Amino acid exchangeability: condensing data from mutation-scanning experiments

I just had to post the image below because it’s so cool.

Here’s the backstory.  A decade ago, Lev Yampolsky and I did a meta-analysis of mutation-scanning experiments– studies that systematically change amino acids in proteins, and measure the effects.  Based on about 10,000 experimental exchanges, we computed an “EX” measure of mean exchangeability for use in modeling evolution, and showed its superiority.  In negative reviews of the paper, we were told that EX could not be relevant to biology or evolution because it was based on laboratory experiments that are artificial and detached from what happens in the real world.

Ultimately we won this argument because facts are more compelling than hand-waving arguments about what is realistic.  We compared EX against other allegedly more reality-based measures (e.g., BLOSUM, Grantham, PAM, etc) for (1) predicting effects of mutation experiments (in a cross-validation), (2) predicting which types of replacements are most likely to be involved in Mendelian diseases, and (3) serving as a basis function (in PAML) for evolutionary acceptability.  EX beat all the other measures in the first 2 tests, and tied with BLOSUM in the 3rd test.

Over the past few years, mutation-scanning experiments based on high-throughput methods have exploded.  In particular, it is possible to engineer huge numbers of genetic variants– e.g., creating every possible single amino acid change in a protein– express the variants in a mixed culture where growth is dependent on the mutated gene, and sequence the whole mess, assigning fitness based on relative frequency.

Over the past few months I have been processing data from these experiments.   The data have many uses, but one of them is to compute a new measure of exchangeability.  The first version of EX presented point estimates of exchangeability for each (asymmetric) path from amino acid 1 to amino acid 2, e.g., Alanine to Valine. That is, each EX value was a single number.

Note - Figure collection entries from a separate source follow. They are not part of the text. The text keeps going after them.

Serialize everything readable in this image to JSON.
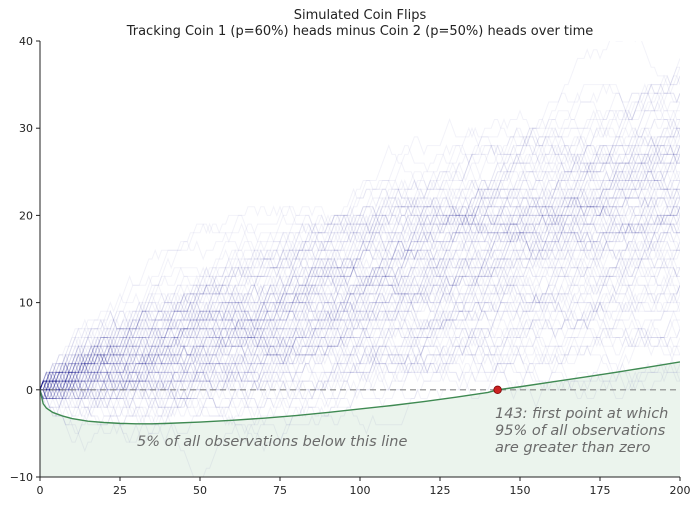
{
  "chart_data": {
    "type": "line",
    "title": "Simulated Coin Flips",
    "subtitle": "Tracking Coin 1 (p=60%) heads minus Coin 2 (p=50%) heads over time",
    "xlabel": "",
    "ylabel": "",
    "xlim": [
      0,
      200
    ],
    "ylim": [
      -10,
      40
    ],
    "x_ticks": [
      "0",
      "25",
      "50",
      "75",
      "100",
      "125",
      "150",
      "175",
      "200"
    ],
    "y_ticks": [
      "−10",
      "0",
      "10",
      "20",
      "30",
      "40"
    ],
    "grid": false,
    "simulation": {
      "paths": 120,
      "steps": 200,
      "p_coin1": 0.6,
      "p_coin2": 0.5,
      "path_color": "#00008b"
    },
    "reference_line": {
      "y": 0,
      "style": "dashed",
      "color": "#888888"
    },
    "percentile_curve": {
      "name": "5th percentile",
      "color": "#3f8a52",
      "x": [
        0,
        1,
        2,
        4,
        7,
        10,
        15,
        20,
        25,
        30,
        35,
        40,
        50,
        60,
        70,
        80,
        90,
        100,
        110,
        120,
        130,
        140,
        143,
        150,
        160,
        170,
        180,
        190,
        200
      ],
      "y": [
        0,
        -1.6,
        -2.1,
        -2.6,
        -3.0,
        -3.3,
        -3.6,
        -3.75,
        -3.85,
        -3.9,
        -3.9,
        -3.85,
        -3.7,
        -3.5,
        -3.25,
        -2.95,
        -2.6,
        -2.2,
        -1.8,
        -1.35,
        -0.85,
        -0.3,
        0,
        0.35,
        0.9,
        1.45,
        2.0,
        2.6,
        3.2
      ]
    },
    "marker": {
      "x": 143,
      "y": 0,
      "color": "#cc2222"
    },
    "shaded_region_color": "#e3f0e6",
    "annotations": {
      "below_line": "5% of all observations below this line",
      "marker_line1": "143: first point at which",
      "marker_line2": "95% of all observations",
      "marker_line3": "are greater than zero"
    }
  }
}
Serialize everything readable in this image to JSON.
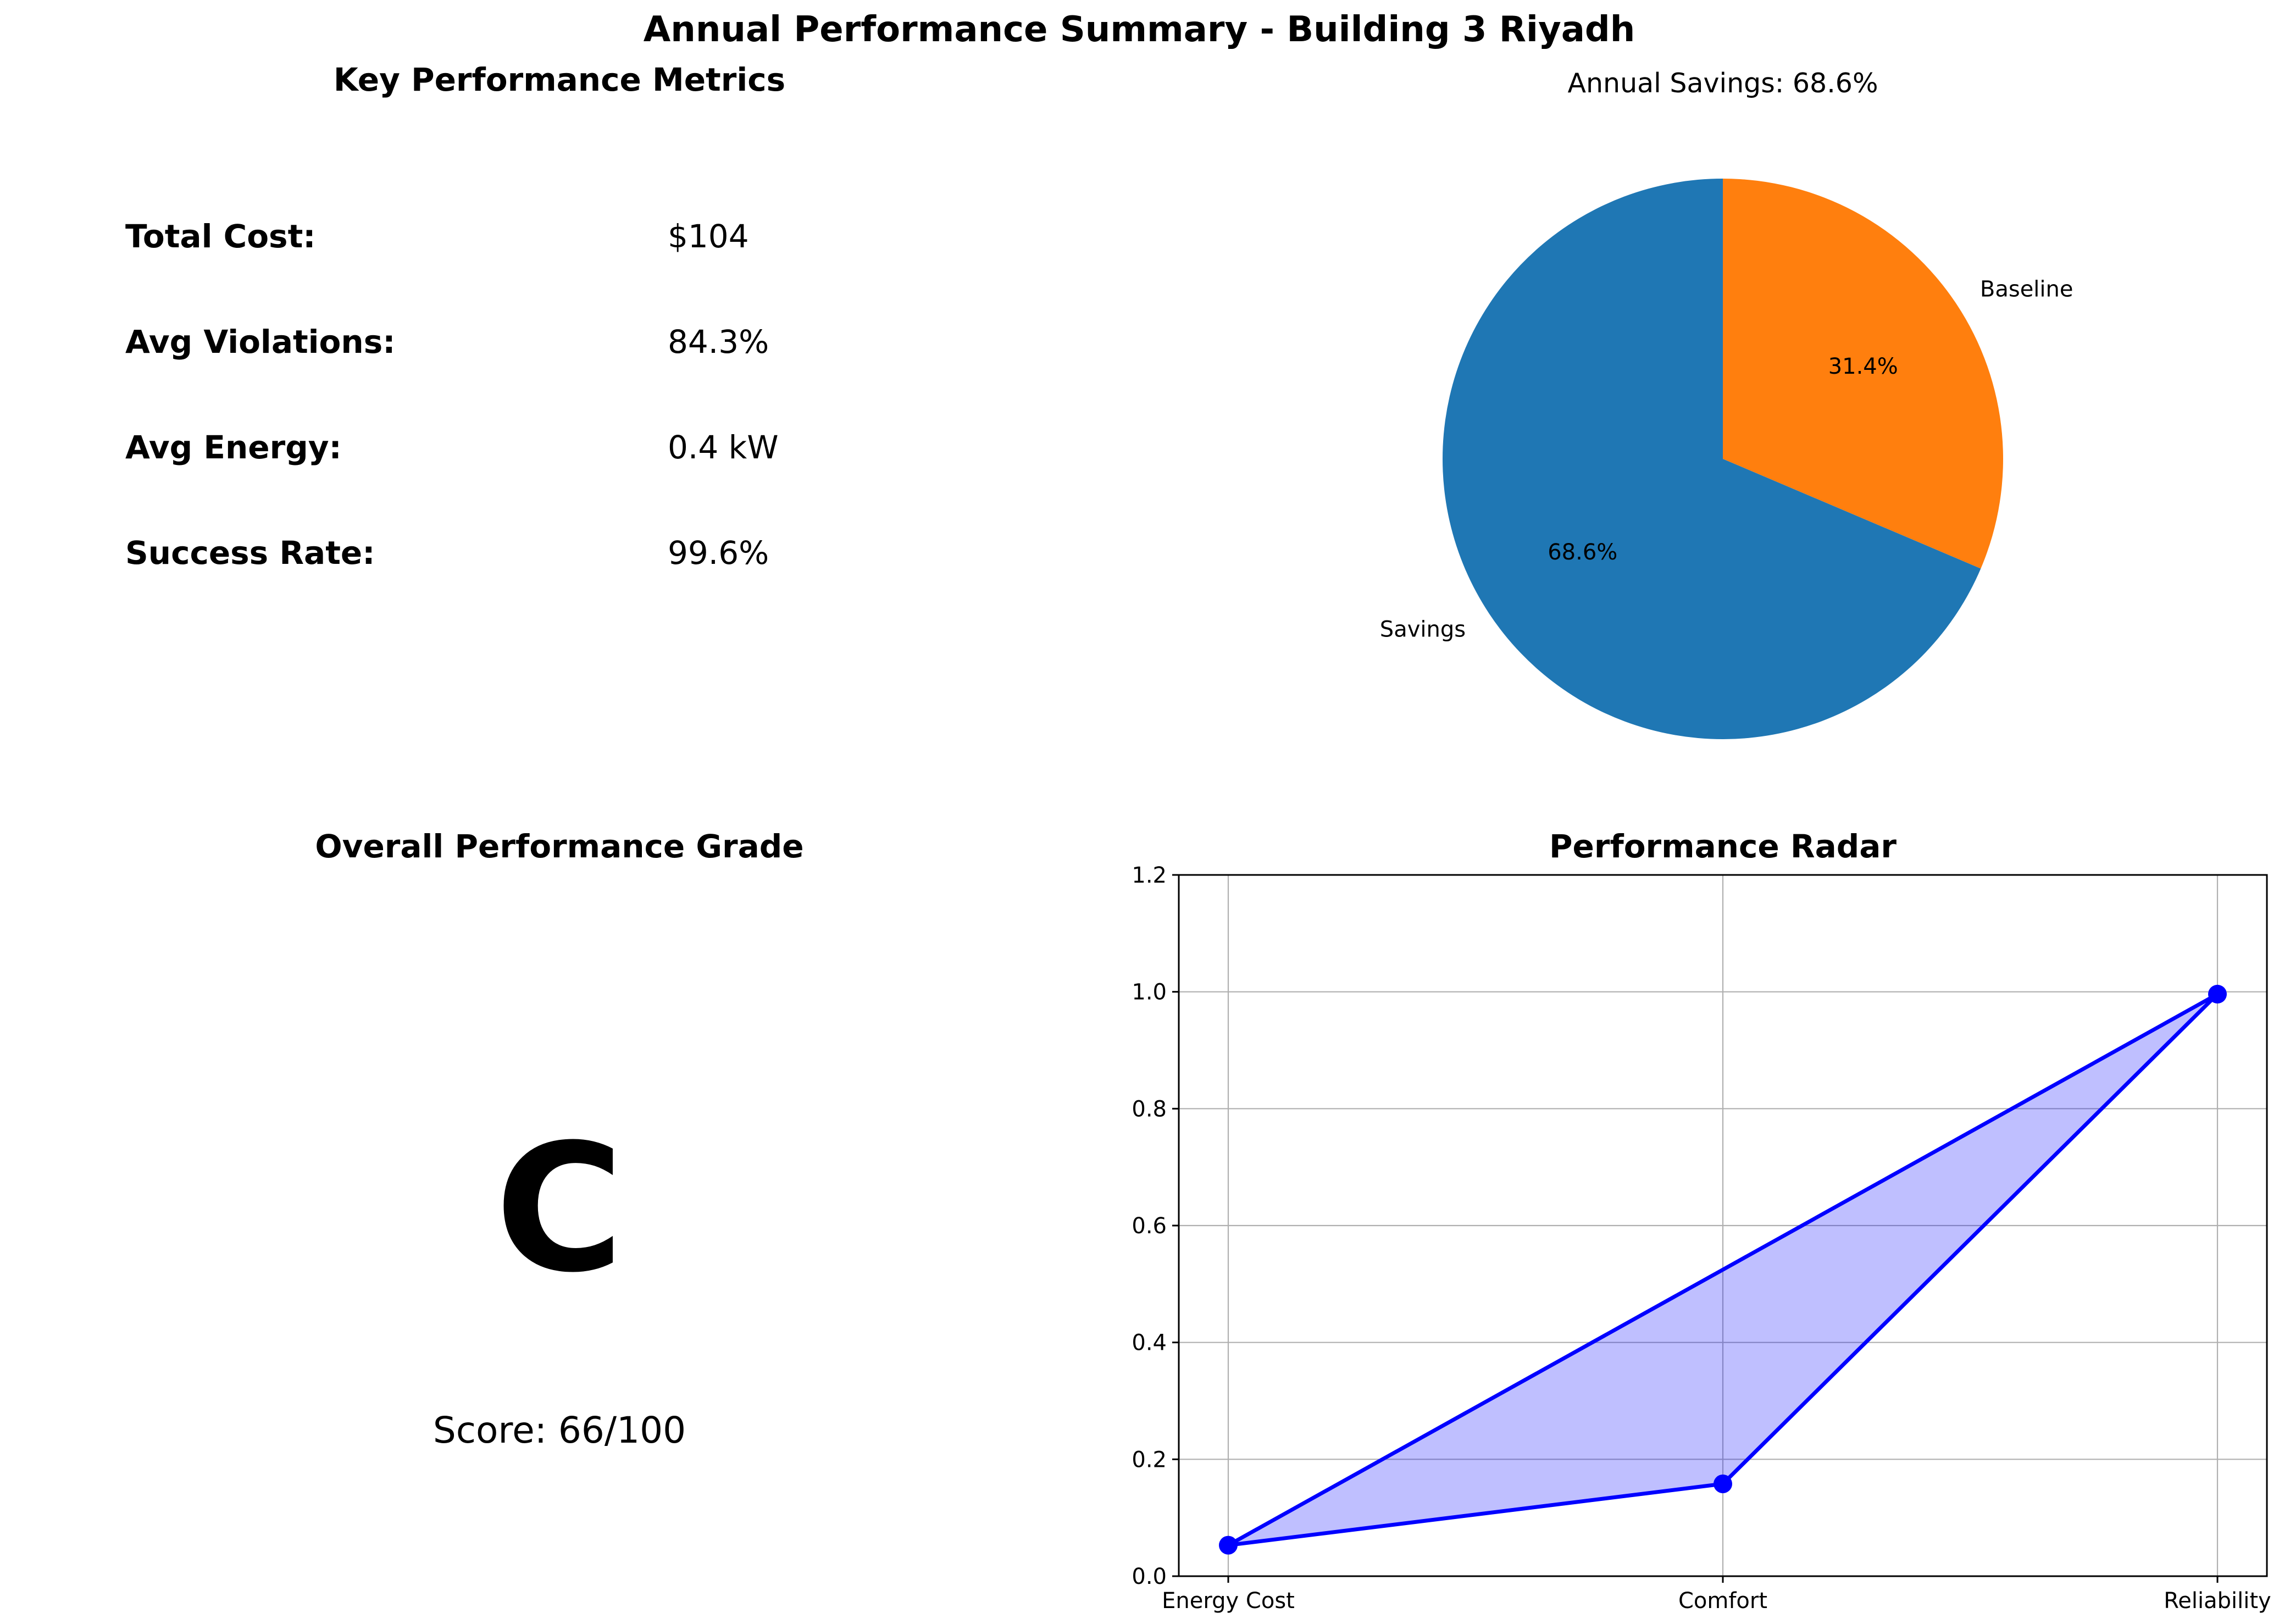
{
  "figure": {
    "title": "Annual Performance Summary - Building 3 Riyadh"
  },
  "metrics_panel": {
    "title": "Key Performance Metrics",
    "label_color": "#000000",
    "value_color": "#0000ff",
    "items": [
      {
        "label": "Total Cost:",
        "value": "$104"
      },
      {
        "label": "Avg Violations:",
        "value": "84.3%"
      },
      {
        "label": "Avg Energy:",
        "value": "0.4 kW"
      },
      {
        "label": "Success Rate:",
        "value": "99.6%"
      }
    ]
  },
  "grade_panel": {
    "title": "Overall Performance Grade",
    "grade": "C",
    "grade_color": "#ff0000",
    "score_text": "Score: 66/100"
  },
  "chart_data": [
    {
      "type": "pie",
      "title": "Annual Savings: 68.6%",
      "start_angle_deg": 90,
      "direction": "clockwise",
      "slices": [
        {
          "label": "Baseline",
          "value": 31.4,
          "pct_label": "31.4%",
          "color": "#ff7f0e"
        },
        {
          "label": "Savings",
          "value": 68.6,
          "pct_label": "68.6%",
          "color": "#1f77b4"
        }
      ]
    },
    {
      "type": "area",
      "title": "Performance Radar",
      "categories": [
        "Energy Cost",
        "Comfort",
        "Reliability"
      ],
      "x": [
        0,
        1,
        2
      ],
      "values": [
        0.053,
        0.158,
        0.996
      ],
      "closed": true,
      "line_color": "#0000ff",
      "fill_color": "#0000ff",
      "fill_opacity": 0.25,
      "ylim": [
        0.0,
        1.2
      ],
      "xlim": [
        -0.1,
        2.1
      ],
      "yticks": [
        0.0,
        0.2,
        0.4,
        0.6,
        0.8,
        1.0,
        1.2
      ],
      "ytick_labels": [
        "0.0",
        "0.2",
        "0.4",
        "0.6",
        "0.8",
        "1.0",
        "1.2"
      ],
      "grid": true
    }
  ]
}
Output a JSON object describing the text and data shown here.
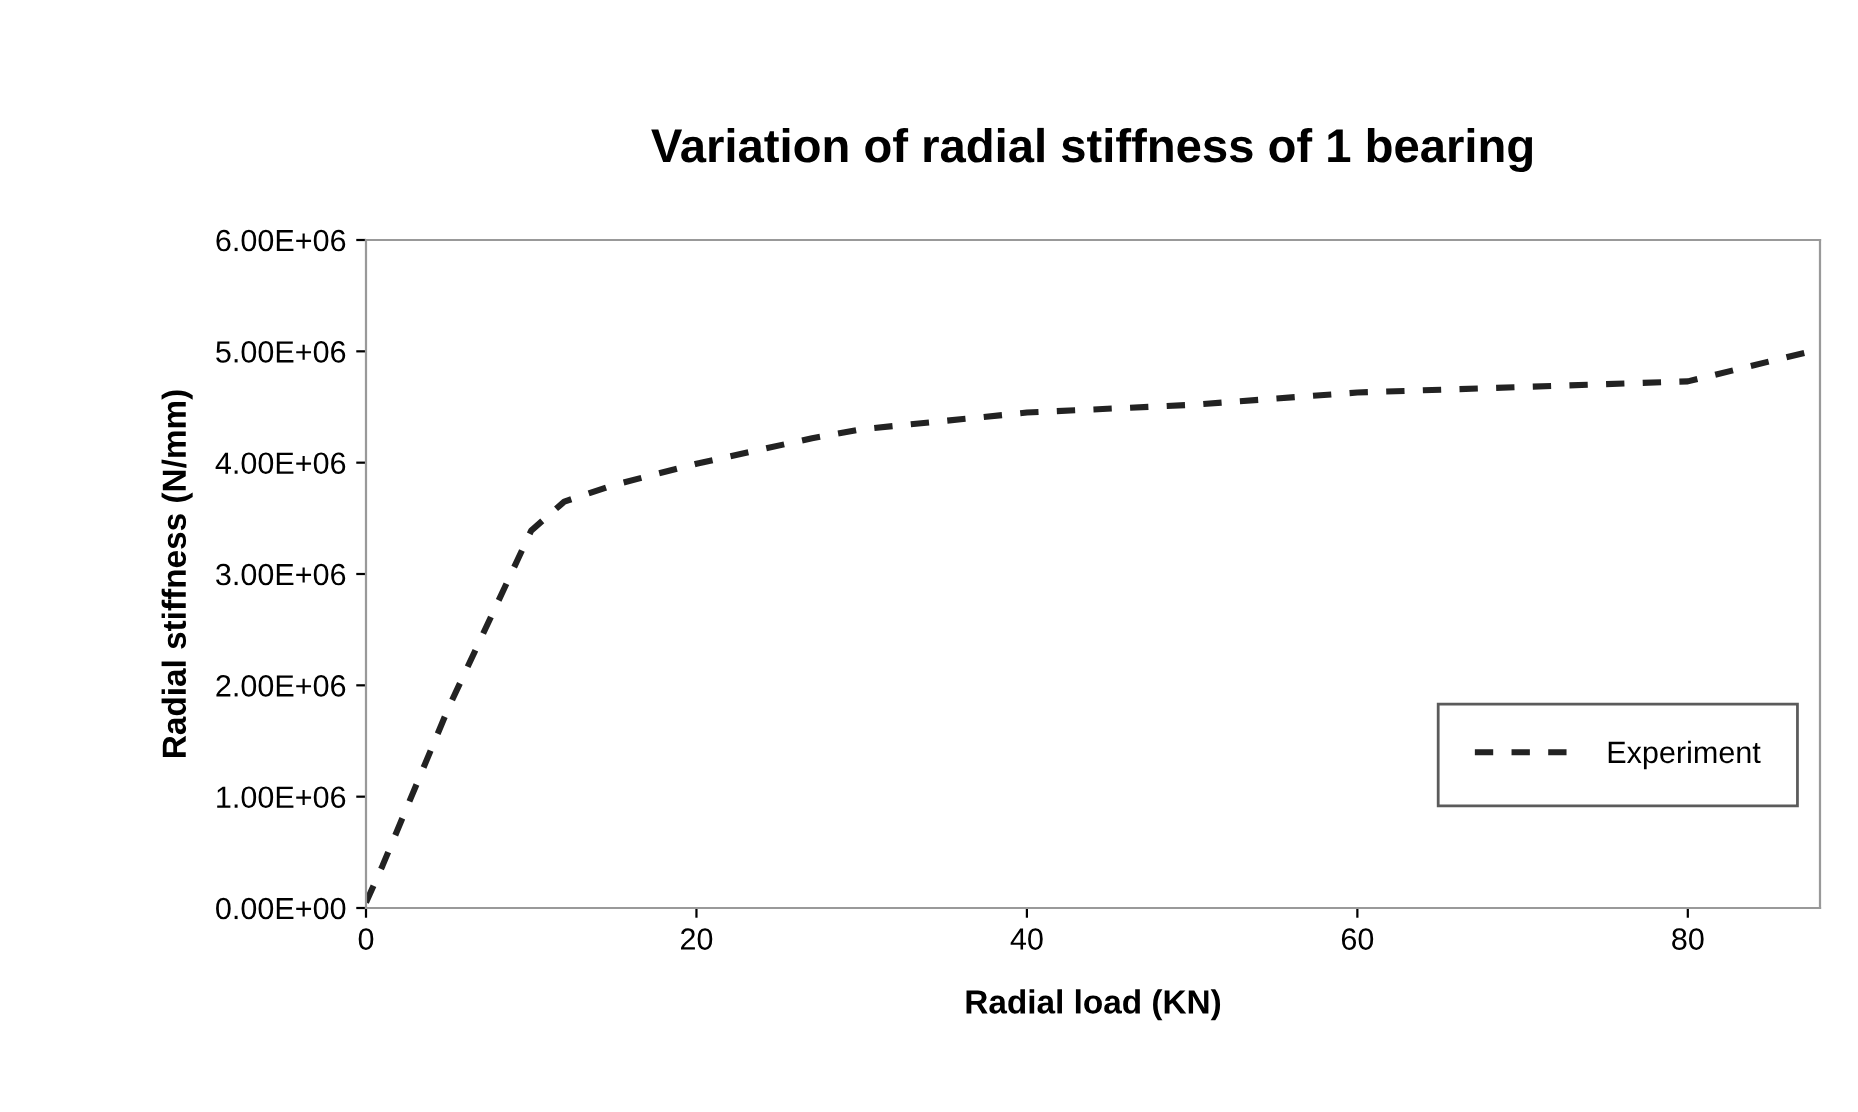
{
  "chart_data": {
    "type": "line",
    "title": "Variation of radial stiffness of 1 bearing",
    "xlabel": "Radial load (KN)",
    "ylabel": "Radial stiffness (N/mm)",
    "series": [
      {
        "name": "Experiment",
        "color": "#222222",
        "line_style": "dashed",
        "x": [
          0,
          1,
          5,
          10,
          12,
          15,
          20,
          27,
          30,
          40,
          50,
          60,
          70,
          80,
          88
        ],
        "values": [
          50000,
          380000,
          1800000,
          3390000,
          3650000,
          3800000,
          3990000,
          4220000,
          4300000,
          4450000,
          4520000,
          4630000,
          4680000,
          4730000,
          5020000
        ]
      }
    ],
    "xlim": [
      0,
      88
    ],
    "xticks": [
      0,
      20,
      40,
      60,
      80
    ],
    "ylim": [
      0,
      6000000
    ],
    "yticks": [
      {
        "value": 0,
        "label": "0.00E+00"
      },
      {
        "value": 1000000,
        "label": "1.00E+06"
      },
      {
        "value": 2000000,
        "label": "2.00E+06"
      },
      {
        "value": 3000000,
        "label": "3.00E+06"
      },
      {
        "value": 4000000,
        "label": "4.00E+06"
      },
      {
        "value": 5000000,
        "label": "5.00E+06"
      },
      {
        "value": 6000000,
        "label": "6.00E+06"
      }
    ],
    "grid": false,
    "legend": "bottom right",
    "marker": "none"
  }
}
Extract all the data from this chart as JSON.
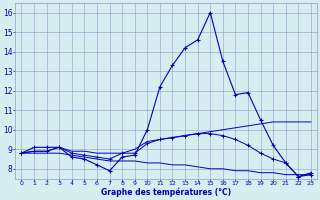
{
  "hours": [
    0,
    1,
    2,
    3,
    4,
    5,
    6,
    7,
    8,
    9,
    10,
    11,
    12,
    13,
    14,
    15,
    16,
    17,
    18,
    19,
    20,
    21,
    22,
    23
  ],
  "temp_main": [
    8.8,
    9.1,
    9.1,
    9.1,
    8.6,
    8.5,
    8.2,
    7.9,
    8.6,
    8.7,
    10.0,
    12.2,
    13.3,
    14.2,
    14.6,
    16.0,
    13.5,
    11.8,
    11.9,
    10.5,
    9.2,
    8.3,
    7.6,
    7.7
  ],
  "temp_line2": [
    8.8,
    8.9,
    8.9,
    9.1,
    8.9,
    8.9,
    8.8,
    8.8,
    8.8,
    9.0,
    9.4,
    9.5,
    9.6,
    9.7,
    9.8,
    9.9,
    10.0,
    10.1,
    10.2,
    10.3,
    10.4,
    10.4,
    10.4,
    10.4
  ],
  "temp_line3": [
    8.8,
    8.8,
    8.8,
    8.8,
    8.7,
    8.6,
    8.5,
    8.4,
    8.4,
    8.4,
    8.3,
    8.3,
    8.2,
    8.2,
    8.1,
    8.0,
    8.0,
    7.9,
    7.9,
    7.8,
    7.8,
    7.7,
    7.7,
    7.7
  ],
  "temp_line4": [
    8.8,
    8.9,
    8.9,
    9.1,
    8.8,
    8.7,
    8.6,
    8.5,
    8.8,
    8.8,
    9.3,
    9.5,
    9.6,
    9.7,
    9.8,
    9.8,
    9.7,
    9.5,
    9.2,
    8.8,
    8.5,
    8.3,
    7.6,
    7.8
  ],
  "line_color": "#0000bb",
  "bg_color": "#d6eef0",
  "grid_color": "#9999cc",
  "xlabel": "Graphe des températures (°C)",
  "ylim": [
    7.5,
    16.5
  ],
  "xlim": [
    -0.5,
    23.5
  ],
  "yticks": [
    8,
    9,
    10,
    11,
    12,
    13,
    14,
    15,
    16
  ],
  "xticks": [
    0,
    1,
    2,
    3,
    4,
    5,
    6,
    7,
    8,
    9,
    10,
    11,
    12,
    13,
    14,
    15,
    16,
    17,
    18,
    19,
    20,
    21,
    22,
    23
  ]
}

Now we have so much data that it is possible to present, for each amino acid replacement, a distribution of effects.  That is what is shown in this figure (click exd for a PDF with full resolution).  The data are ~100K exchanges from ~30 experiments.  For each histogram, the x axis is quantile from 0 to 1 and the y axis is density.  Each bar is ~25 observations on average. The amino acids are sorted chemically.  Red is hydrophilic-hydrophilic, blue is hydrophobic-hydrophobic, and purple is mixed.exd

This is asymmetric.  The row is “from” and the column is “to”.  For instance, exchangeability from Lysine tends to be high consistently because the majority of Lysine residues are found at surface positions, which are more forgiving.   So the row for Lysine has a lot of increasing histograms, while the column has quite a few decreasing ones.   For instance, K —> M is quite different from M —> K.

Obviously there is a lot of noise, but one encouraging observation from this is that there clearly are different shapes from decreasing to flat or convex to increasing.  So, if we imagine moving a threshold T from low (forgiving) to high (stringent), this is obviously going to creature a series of quite distinct EX measures for each T.  That means there is leverage to distinguish forgiving from stringent (by branch, by site, or by protein when considering different branches, sites or proteins).